Written by the kind of scriveners who don’t know the difference between ‘flaunt’ and ‘flout,’ the script is at least direct. An upper-class twit called Gaylion and a humble son of the soil called Farmer both want to be pilots. Needless to say, Gaylion has the easier time getting in, since he has spent his school-days ‘playing the right sort of games’ whereas Farmer has merely wasted his spare time mucking about with engines and aeroplanes. Thus the social issues are pointed up. It’s the way things were, but you could wish for more subtlety. Once at flying school, the two lads come under the influence of their instructor, Captain Triggers — a teeth-gritting neurotic straight out of ‘Goshawk Squadron.’ Triggers wants to tell the youngsters what a cauldron they’re about to fall into, but he has trouble getting his teeth apart. Farmer, with brains rather than breeding, catches on first: the idea is to slaughter the Hun.

Gaylion, with breeding rather than brains, finds this attitude dashed unsporting. ‘One can’t expect chaps of your class,’ he explains, ‘to appreciate matters of honour and chivalry and the proper conduct of gentlemen.’ But they will go on being friends. Over in France the enemy already prowls aloft, waiting to sort out the gentlemen from the players. Will there be a philosophical German pilot like the one in ‘Waldo Pepper’? Soon find out.

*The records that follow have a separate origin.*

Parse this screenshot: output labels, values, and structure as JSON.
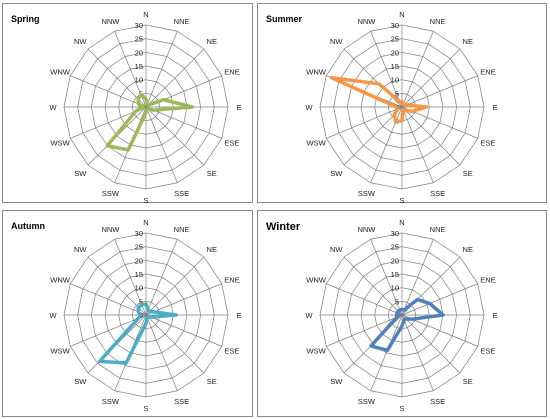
{
  "directions": [
    "N",
    "NNE",
    "NE",
    "ENE",
    "E",
    "ESE",
    "SE",
    "SSE",
    "S",
    "SSW",
    "SW",
    "WSW",
    "W",
    "WNW",
    "NW",
    "NNW"
  ],
  "radial_ticks": [
    0,
    5,
    10,
    15,
    20,
    25,
    30
  ],
  "chart_data": [
    {
      "type": "radar",
      "title": "Spring",
      "rmax": 30,
      "categories": [
        "N",
        "NNE",
        "NE",
        "ENE",
        "E",
        "ESE",
        "SE",
        "SSE",
        "S",
        "SSW",
        "SW",
        "WSW",
        "W",
        "WNW",
        "NW",
        "NNW"
      ],
      "series": [
        {
          "color": "#9bbb59",
          "values": [
            3,
            1,
            1,
            7,
            17,
            3,
            1,
            1,
            2,
            17,
            20,
            4,
            1,
            3,
            4,
            5
          ]
        }
      ]
    },
    {
      "type": "radar",
      "title": "Summer",
      "rmax": 30,
      "categories": [
        "N",
        "NNE",
        "NE",
        "ENE",
        "E",
        "ESE",
        "SE",
        "SSE",
        "S",
        "SSW",
        "SW",
        "WSW",
        "W",
        "WNW",
        "NW",
        "NNW"
      ],
      "series": [
        {
          "color": "#f79646",
          "values": [
            2,
            1,
            1,
            2,
            9,
            4,
            2,
            1,
            5,
            6,
            4,
            2,
            2,
            28,
            12,
            2
          ]
        }
      ]
    },
    {
      "type": "radar",
      "title": "Autumn",
      "rmax": 30,
      "categories": [
        "N",
        "NNE",
        "NE",
        "ENE",
        "E",
        "ESE",
        "SE",
        "SSE",
        "S",
        "SSW",
        "SW",
        "WSW",
        "W",
        "WNW",
        "NW",
        "NNW"
      ],
      "series": [
        {
          "color": "#4bacc6",
          "values": [
            4,
            2,
            2,
            3,
            11,
            2,
            1,
            1,
            3,
            19,
            24,
            3,
            2,
            3,
            4,
            4
          ]
        }
      ]
    },
    {
      "type": "radar",
      "title": "Winter",
      "rmax": 30,
      "categories": [
        "N",
        "NNE",
        "NE",
        "ENE",
        "E",
        "ESE",
        "SE",
        "SSE",
        "S",
        "SSW",
        "SW",
        "WSW",
        "W",
        "WNW",
        "NW",
        "NNW"
      ],
      "series": [
        {
          "color": "#4f81bd",
          "values": [
            2,
            2,
            8,
            11,
            15,
            4,
            2,
            2,
            4,
            14,
            16,
            2,
            1,
            2,
            2,
            2
          ]
        }
      ]
    }
  ]
}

But the must series for the next three months is obviously going to be The Age of Uncertainty (BBC2), written and presented by John Kenneth Galbraith. Like many others who read ‘The Affluent Society’ when it first appeared, I have a great respect for Galbraith’s knack of making economics intelligible to the numerically half-witted. (That story about Sir Alec Douglas-Home moving matches about never struck me as funny. At least he knew which matches to move.) In this new block-buster series the same gift of clarity is still there. The only factor threatening to obscure it is the absurd lavishness of the production values.

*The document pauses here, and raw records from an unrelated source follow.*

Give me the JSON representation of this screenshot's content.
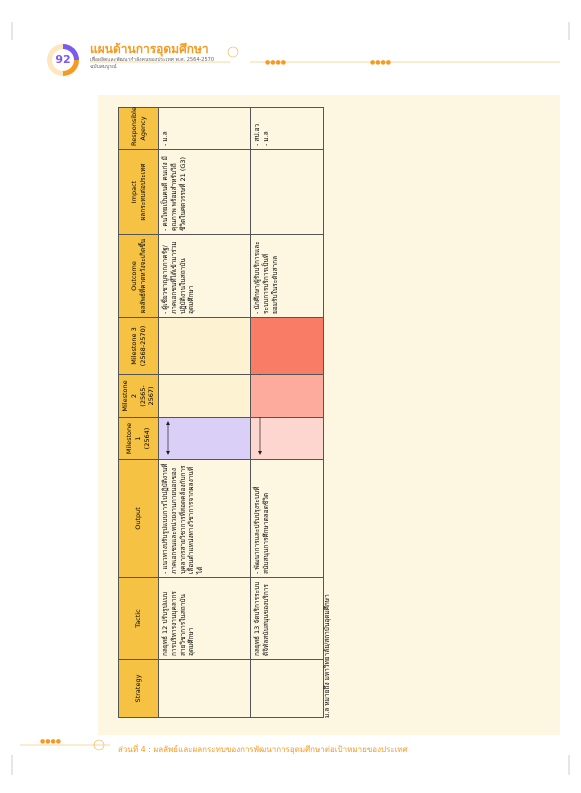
{
  "header": {
    "page_number": "92",
    "title": "แผนด้านการอุดมศึกษา",
    "subtitle": [
      "เพื่อผลิตและพัฒนากำลังคนของประเทศ พ.ศ. 2564-2570",
      "ฉบับสมบูรณ์"
    ]
  },
  "table": {
    "headers": [
      "Strategy",
      "Tactic",
      "Output",
      "Milestone 1\n(2564)",
      "Milestone 2\n(2565-2567)",
      "Milestone 3\n(2568-2570)",
      "Outcome\nผลลัพธ์ที่คาดหวังจะเกิดขึ้น",
      "Impact\nผลกระทบต่อประเทศ",
      "Responsible\nAgency"
    ],
    "rows": [
      [
        null,
        "กลยุทธ์ 12 ปรับรูปแบบการบริหารงานบุคลากรสายวิชาการในสถาบันอุดมศึกษา",
        "- แนวทางปรับรูปแบบการไปปฏิบัติงานที่ภาคเอกชนและหน่วยงานภายนอกของบุคลากรสายวิชาการที่สอดคล้องกับการเลื่อนตำแหน่งทางวิชาการจากผลงานที่ได้",
        null,
        null,
        null,
        "- ผู้เชี่ยวชาญจากภาครัฐ/ภาคเอกชนที่ได้เข้ามาร่วมปฏิบัติงานในสถาบันอุดมศึกษา",
        "- คนไทยเป็นคนดี คนเก่ง มีคุณภาพ พร้อมสำหรับวิถีชีวิตในศตวรรษที่ 21 (G3)",
        "- ม.ล"
      ],
      [
        null,
        "กลยุทธ์ 13 จัดบริการระบบดิจิทัลสนับสนุนของบริการ",
        "- พัฒนาการและปรับปรุงระบบที่สนับสนุนการศึกษาตลอดชีวิต",
        null,
        null,
        null,
        "- นักศึกษา/ผู้รับบริการและระบบการบริการเป็นที่ยอมรับในระดับสากล",
        null,
        "- สป.อว\n- ม.ล"
      ]
    ]
  },
  "note": "ม.ล หมายถึง มหาวิทยาลัย/สถาบันอุดมศึกษา",
  "footer": "ส่วนที่ 4 : ผลลัพธ์และผลกระทบของการพัฒนาการอุดมศึกษาต่อเป้าหมายของประเทศ"
}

Nothing Galbraith says is allowed to pass unillustrated, despite the fact that his prose has the virtue of illustrating itself. In the first episode, the line that struck home strongest was the one about the rich having a more acute sense of injustice than the poor. The idea stood out because for once we were allowed to dwell on it, without being shown an actor, dressed up as a rich man, evincing a more acute sense of injustice, while another actor, dressed up as a poor man, evinced a less acute sense of injustice, both actors standing in the middle of a map of Europe decorated with graphs indicating wealth by lit-up rows of bulging money-bags and poverty by lit-up rows of empty grain-sacks, while a flashing arrow bobbled up and down on a scale marked with degrees of injustice, the whole set having been built on the back of a lorry, which a long pull-back by the crane camera revealed to he travelling through outer Mongolia.

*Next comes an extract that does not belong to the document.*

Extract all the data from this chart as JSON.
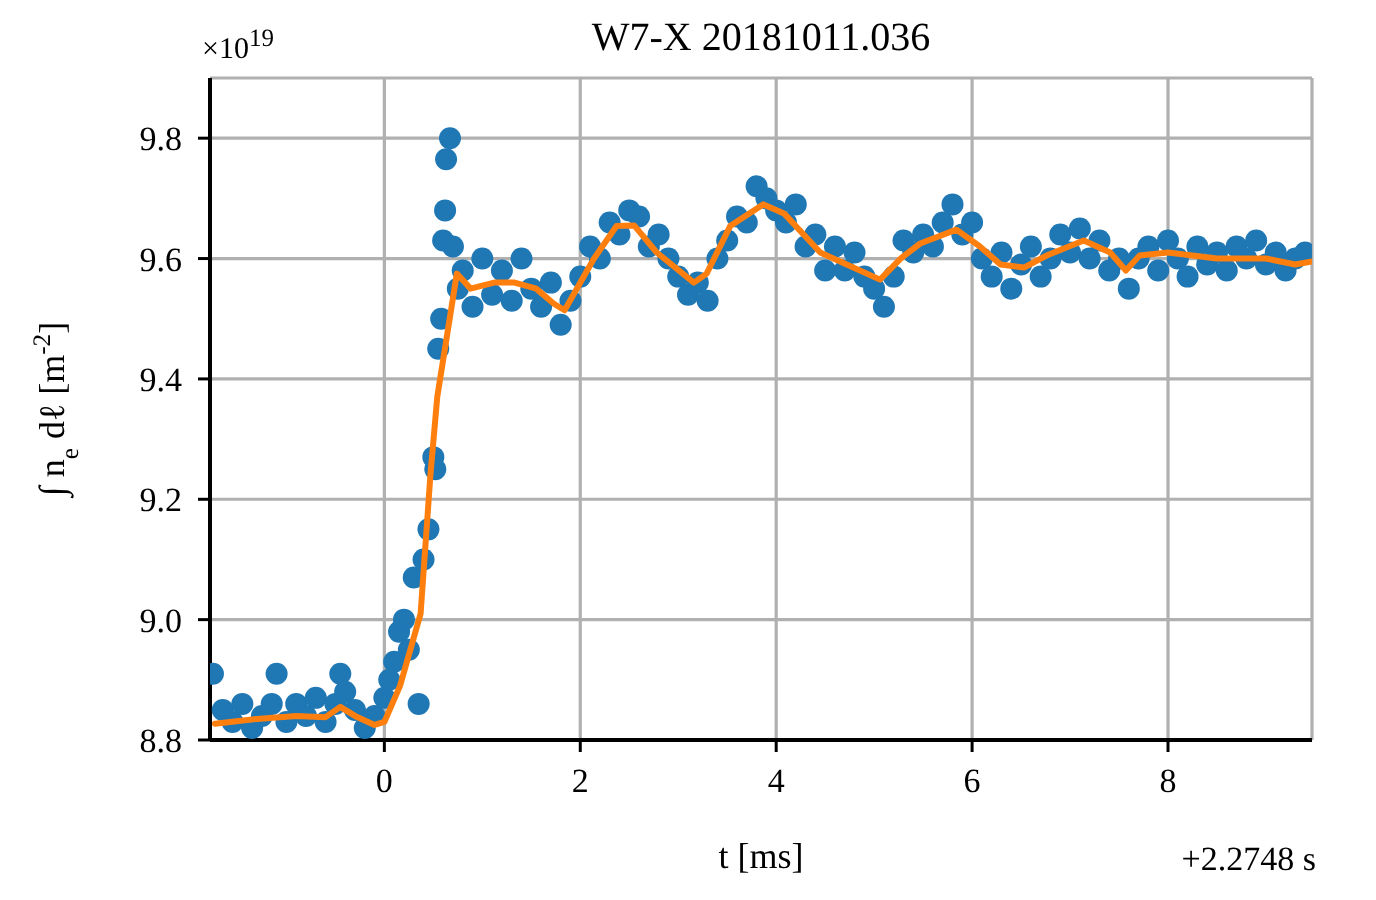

Pinter’s The Lover (Yorkshire) was a more substantial revival than the recent ‘The Collection.’ As a married couple supplying fantasy-figures for each other in the afternoons, Vivien Merchant and Patrick Allen coped doggedly with the various levels of unreality. The famous Merchant legs looked good in stilettos and the famous Allen voice was still adding an ‘m’ sound to every word: ‘By the waym’ and ‘Let’s have some brandym.’ It remained doubtful whether Pinter’s agility in switching moods matched the audience’s agility in switching off.

The second instalment of Wildlife on One (BBC1, stupid title) was gripping about sharks, as opposed to the first instalment, which was funny about Midway Island, populated by imbecilic birds with names like gooney, the nodder, the dullard and the dolt. According to Hoyle (BBC2) was an overblown tribute to the famous astronomer, unwatchably eked out by dramatised episodes from his novels. Guilty or Innocent (Thames) was a passable American documentary about a murder case, starring George Peppard. He wasn’t guilty but he wasn’t all that wonderful, either. Ambiguity, etc.

There was an, interesting Lively Arts (BBC2) about the Rupert Foundation conductors’ competition. The young winner gave an eloquent account of Beethoven’s First. But who was Rupert Foundation? ‘Bouquet of Barbed Wire’ is back, now called Another Bouquet (LWT). By my calculations, all done with matches, in three more episodes everybody Will have screwed everybody.